O que ele pensava enquanto o casal de amigos chegava na porta do cinema ao mesmo tempo que – surreal – um auto-falante tocava Nessum Dorma e enchia o centro da cidade com a voz de Aretha Franklin.

Será que eles sabem o que é a beleza? Por que que me dói tanto ouvir essa música? Será que é porque eu sei que a princesa Turandot não diz o verdadeiro nome de Calaf, mas sim “Amor”? Será que eles se amam?
Ou será que o que dói em mim é a voz de Aretha? Dizem que ela só teve oito minutos para aprender a música e cantar ao vivo. Essa voz preta, desmedida, chega a ser indecorosa. Por que que ela fica gritando All’alba vinceró! Vinceró!Vinceró! Pela manhã vencerei...Tão bonito “os beijos que quebrarão o silêncio que te faz minha”. Nessum Dorma. Ninguém durma.
Será que se eu só os abraçar eles vão saber o que está acontecendo? Se eu os abraçar e, chorando, beijar-lhes a boca, será que eles vão entender que o beijo é o desespero de quem não pode suportar a beleza disso? Eles vão entender que os olho agora como uma criança náufraga dos pais em shopping na semana do Natal olha para os adultos ao redor?
Será que Aretha Franklin sofre?

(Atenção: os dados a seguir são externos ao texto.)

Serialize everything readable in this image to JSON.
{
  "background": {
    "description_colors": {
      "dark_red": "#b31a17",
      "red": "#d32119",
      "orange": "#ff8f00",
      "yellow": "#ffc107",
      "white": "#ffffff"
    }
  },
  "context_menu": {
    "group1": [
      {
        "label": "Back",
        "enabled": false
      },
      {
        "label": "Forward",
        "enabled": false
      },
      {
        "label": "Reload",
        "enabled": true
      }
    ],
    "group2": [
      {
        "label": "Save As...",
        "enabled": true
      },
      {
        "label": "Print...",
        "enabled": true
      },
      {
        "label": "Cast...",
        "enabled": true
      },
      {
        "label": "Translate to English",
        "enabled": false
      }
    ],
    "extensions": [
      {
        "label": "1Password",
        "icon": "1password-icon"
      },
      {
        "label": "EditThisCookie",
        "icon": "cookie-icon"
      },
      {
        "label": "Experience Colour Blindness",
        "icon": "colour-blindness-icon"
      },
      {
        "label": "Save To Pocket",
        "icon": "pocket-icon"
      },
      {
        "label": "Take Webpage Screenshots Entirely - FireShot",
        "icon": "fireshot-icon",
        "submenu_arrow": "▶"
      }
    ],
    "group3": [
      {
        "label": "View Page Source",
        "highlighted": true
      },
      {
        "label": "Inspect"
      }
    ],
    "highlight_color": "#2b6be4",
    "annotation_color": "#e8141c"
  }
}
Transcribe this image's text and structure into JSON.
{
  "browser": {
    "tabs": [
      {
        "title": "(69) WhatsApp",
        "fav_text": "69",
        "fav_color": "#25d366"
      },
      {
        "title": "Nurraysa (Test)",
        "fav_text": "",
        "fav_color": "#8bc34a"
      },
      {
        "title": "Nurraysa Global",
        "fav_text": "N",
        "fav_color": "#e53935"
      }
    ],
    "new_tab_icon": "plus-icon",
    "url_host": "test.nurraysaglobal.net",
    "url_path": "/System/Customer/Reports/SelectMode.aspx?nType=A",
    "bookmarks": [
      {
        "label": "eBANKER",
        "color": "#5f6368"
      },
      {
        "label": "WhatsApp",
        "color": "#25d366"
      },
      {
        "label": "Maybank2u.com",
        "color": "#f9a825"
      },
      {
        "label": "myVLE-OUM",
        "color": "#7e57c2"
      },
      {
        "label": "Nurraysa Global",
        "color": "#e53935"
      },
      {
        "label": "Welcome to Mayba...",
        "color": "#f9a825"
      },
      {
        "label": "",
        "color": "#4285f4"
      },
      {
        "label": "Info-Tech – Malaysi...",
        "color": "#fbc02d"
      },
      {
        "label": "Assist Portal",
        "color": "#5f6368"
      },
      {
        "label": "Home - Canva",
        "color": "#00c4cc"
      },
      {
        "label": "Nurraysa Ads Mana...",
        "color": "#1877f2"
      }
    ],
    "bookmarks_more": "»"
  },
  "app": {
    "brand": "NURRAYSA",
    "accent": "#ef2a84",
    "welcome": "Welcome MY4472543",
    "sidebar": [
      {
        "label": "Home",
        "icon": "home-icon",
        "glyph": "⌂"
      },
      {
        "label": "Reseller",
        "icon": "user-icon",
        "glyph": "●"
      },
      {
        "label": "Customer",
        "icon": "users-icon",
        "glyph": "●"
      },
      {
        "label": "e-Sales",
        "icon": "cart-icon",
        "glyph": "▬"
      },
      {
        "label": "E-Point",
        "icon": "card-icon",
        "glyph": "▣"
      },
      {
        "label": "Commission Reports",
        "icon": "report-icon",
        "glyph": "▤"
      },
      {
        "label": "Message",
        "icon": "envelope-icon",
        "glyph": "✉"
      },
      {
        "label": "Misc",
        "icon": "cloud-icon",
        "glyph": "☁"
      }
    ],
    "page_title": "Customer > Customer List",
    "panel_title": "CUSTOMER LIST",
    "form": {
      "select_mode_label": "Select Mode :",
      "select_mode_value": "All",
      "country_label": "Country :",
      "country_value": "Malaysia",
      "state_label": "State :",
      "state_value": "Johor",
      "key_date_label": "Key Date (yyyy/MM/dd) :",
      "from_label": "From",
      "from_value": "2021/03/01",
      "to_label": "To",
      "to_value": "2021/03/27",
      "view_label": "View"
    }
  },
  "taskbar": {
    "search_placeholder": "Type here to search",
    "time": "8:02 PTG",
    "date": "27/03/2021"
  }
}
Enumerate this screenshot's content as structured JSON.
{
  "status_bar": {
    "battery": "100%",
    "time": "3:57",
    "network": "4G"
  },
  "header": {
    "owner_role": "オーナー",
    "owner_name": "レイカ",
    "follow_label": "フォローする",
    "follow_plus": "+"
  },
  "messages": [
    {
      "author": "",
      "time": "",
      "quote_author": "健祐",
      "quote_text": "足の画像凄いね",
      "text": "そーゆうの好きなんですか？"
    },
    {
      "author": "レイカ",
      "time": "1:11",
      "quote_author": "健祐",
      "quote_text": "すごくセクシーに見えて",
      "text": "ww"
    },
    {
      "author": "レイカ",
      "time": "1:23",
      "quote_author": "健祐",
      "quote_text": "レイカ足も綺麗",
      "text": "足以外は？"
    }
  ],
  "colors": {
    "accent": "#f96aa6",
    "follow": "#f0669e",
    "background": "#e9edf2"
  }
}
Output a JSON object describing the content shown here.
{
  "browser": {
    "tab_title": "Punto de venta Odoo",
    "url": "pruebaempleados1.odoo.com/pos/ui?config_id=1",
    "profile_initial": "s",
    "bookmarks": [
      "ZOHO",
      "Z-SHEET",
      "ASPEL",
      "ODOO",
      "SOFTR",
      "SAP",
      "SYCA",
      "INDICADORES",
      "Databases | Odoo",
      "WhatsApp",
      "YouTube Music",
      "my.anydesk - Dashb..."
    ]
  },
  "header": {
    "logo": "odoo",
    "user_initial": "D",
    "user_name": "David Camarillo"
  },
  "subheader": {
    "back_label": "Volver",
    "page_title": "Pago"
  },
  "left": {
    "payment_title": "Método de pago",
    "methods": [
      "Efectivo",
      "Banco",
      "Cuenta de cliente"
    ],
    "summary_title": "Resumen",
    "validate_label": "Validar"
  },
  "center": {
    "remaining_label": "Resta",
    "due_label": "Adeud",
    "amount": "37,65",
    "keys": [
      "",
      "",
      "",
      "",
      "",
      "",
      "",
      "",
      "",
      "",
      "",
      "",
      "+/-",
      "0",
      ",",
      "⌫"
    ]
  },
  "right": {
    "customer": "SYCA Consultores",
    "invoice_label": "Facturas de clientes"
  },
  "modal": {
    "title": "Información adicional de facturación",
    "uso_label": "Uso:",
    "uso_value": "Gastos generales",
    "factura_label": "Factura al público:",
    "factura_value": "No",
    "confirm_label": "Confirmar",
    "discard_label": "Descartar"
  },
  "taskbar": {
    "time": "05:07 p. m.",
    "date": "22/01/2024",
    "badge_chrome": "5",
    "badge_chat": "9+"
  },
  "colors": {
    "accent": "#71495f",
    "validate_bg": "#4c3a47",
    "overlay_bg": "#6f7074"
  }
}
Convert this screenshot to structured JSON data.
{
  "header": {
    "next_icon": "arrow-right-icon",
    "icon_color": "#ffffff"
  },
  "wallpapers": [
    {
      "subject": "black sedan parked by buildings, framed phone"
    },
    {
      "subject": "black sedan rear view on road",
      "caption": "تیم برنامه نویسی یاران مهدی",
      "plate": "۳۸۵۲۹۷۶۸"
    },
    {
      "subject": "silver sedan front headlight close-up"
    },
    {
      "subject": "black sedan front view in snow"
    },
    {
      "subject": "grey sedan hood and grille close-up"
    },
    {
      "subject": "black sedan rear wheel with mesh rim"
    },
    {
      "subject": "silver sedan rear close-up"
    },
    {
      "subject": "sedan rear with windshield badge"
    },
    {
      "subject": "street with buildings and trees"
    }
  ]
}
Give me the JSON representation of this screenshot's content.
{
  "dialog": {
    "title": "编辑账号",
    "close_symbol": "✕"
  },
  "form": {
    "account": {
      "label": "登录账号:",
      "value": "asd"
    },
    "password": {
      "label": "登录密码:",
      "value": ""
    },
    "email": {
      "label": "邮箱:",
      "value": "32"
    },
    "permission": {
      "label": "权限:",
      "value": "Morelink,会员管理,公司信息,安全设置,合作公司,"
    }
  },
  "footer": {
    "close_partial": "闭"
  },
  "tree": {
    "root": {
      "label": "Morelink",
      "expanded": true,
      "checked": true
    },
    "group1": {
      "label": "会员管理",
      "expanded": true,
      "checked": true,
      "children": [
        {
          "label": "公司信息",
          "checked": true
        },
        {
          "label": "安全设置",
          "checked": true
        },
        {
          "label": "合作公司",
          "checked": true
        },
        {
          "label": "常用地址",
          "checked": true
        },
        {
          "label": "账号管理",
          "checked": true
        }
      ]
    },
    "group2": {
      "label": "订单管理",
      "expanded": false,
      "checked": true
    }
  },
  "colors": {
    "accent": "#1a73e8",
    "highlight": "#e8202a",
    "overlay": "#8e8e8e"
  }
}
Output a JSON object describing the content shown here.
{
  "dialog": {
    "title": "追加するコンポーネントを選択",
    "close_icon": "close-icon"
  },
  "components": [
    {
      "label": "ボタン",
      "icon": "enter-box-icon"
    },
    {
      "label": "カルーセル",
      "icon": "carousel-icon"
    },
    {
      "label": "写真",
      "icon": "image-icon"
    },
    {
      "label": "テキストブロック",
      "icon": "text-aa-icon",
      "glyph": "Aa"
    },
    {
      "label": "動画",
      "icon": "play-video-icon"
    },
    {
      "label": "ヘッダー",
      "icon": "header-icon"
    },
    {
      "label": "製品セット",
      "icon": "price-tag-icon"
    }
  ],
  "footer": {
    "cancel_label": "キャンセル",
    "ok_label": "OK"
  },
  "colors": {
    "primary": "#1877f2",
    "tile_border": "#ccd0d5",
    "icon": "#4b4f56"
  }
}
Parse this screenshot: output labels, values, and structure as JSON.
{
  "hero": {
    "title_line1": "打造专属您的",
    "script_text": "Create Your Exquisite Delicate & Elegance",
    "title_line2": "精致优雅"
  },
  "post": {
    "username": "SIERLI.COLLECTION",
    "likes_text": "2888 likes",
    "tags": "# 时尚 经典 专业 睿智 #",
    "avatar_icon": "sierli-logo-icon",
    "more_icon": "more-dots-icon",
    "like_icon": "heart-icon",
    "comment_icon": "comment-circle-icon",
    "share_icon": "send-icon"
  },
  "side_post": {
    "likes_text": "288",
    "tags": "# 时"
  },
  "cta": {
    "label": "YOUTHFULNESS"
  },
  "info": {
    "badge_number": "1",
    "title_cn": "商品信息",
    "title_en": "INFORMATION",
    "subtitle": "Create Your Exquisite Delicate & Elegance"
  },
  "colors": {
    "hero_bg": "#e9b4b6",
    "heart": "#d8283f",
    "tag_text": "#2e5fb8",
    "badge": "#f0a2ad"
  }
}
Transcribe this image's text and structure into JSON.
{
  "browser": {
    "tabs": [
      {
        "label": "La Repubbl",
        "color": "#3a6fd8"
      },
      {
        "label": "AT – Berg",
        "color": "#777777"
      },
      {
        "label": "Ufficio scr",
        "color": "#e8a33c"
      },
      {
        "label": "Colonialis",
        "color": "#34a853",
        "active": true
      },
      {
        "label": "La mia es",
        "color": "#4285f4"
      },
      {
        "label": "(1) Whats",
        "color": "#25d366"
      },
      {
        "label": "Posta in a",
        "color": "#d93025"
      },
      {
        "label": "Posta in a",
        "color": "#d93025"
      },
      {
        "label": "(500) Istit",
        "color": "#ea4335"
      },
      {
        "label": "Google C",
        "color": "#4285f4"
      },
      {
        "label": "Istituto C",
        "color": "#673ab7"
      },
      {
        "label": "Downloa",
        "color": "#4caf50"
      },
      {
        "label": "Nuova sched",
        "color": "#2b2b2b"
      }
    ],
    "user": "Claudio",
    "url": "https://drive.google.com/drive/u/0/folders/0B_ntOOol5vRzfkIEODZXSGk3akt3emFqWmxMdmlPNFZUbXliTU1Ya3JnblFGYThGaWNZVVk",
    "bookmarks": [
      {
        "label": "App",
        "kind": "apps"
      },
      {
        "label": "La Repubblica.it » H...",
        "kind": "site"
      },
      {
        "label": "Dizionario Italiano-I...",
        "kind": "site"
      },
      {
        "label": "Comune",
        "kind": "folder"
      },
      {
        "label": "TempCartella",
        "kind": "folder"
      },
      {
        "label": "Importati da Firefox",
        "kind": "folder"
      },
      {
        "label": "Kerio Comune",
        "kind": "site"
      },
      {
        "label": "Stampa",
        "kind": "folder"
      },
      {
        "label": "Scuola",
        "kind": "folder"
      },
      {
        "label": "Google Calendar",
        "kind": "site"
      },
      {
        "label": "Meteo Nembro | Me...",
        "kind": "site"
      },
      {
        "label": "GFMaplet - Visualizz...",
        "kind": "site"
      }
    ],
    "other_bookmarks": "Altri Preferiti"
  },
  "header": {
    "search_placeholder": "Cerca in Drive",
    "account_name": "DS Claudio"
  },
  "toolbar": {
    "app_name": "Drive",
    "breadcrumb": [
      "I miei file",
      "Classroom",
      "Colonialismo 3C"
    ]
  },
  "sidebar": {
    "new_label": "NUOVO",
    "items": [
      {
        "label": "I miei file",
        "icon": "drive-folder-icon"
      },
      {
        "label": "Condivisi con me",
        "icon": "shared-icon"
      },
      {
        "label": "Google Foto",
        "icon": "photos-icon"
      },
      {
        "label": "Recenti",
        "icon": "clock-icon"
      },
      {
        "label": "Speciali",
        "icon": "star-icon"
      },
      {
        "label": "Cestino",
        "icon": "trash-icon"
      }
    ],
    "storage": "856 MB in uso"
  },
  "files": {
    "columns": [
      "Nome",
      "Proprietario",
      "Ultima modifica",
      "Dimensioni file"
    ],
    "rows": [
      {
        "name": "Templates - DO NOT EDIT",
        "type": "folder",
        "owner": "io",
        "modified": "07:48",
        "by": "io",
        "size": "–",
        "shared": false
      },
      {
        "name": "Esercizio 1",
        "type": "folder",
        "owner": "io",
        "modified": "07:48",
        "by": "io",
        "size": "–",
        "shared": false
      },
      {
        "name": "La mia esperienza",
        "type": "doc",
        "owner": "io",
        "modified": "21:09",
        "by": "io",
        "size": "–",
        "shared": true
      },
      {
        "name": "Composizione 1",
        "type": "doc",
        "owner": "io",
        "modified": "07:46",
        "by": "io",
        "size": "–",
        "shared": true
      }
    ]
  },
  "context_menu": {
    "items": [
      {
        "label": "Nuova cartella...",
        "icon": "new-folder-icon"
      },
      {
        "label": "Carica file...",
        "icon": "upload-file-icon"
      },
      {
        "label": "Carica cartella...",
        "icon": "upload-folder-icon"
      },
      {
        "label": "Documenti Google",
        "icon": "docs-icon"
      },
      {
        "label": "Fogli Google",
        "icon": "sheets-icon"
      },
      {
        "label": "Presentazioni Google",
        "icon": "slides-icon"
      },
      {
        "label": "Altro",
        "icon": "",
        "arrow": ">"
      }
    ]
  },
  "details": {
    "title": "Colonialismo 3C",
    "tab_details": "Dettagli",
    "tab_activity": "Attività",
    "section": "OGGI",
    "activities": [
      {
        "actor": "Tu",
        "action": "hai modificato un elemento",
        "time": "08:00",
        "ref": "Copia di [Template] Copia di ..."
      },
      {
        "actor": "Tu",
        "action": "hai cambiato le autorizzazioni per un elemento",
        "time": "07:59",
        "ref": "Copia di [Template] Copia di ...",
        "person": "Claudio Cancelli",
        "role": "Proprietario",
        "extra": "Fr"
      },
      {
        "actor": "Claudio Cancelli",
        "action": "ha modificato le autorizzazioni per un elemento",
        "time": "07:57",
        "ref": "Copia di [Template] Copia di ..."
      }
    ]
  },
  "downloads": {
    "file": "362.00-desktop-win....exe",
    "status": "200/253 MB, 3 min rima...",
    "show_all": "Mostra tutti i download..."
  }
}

Engraçado, ela canta com o corpo. Mas os olhos não estão cantando a mesma música do resto do corpo enorme. E é tão, tão bonito quando ela canta...Parece até o verso da Cecília: Não tenho inveja às cigarras, também vou morrer de cantar.
E, por que diabos, alguém põe Nessum Dorma para tocar nessa cidade quente, em plena quarta-feira de um dezembro sujo?

Chope, os três. Quarta-feira depois do filme. Nada surreal. Um diálogo (di é dois?).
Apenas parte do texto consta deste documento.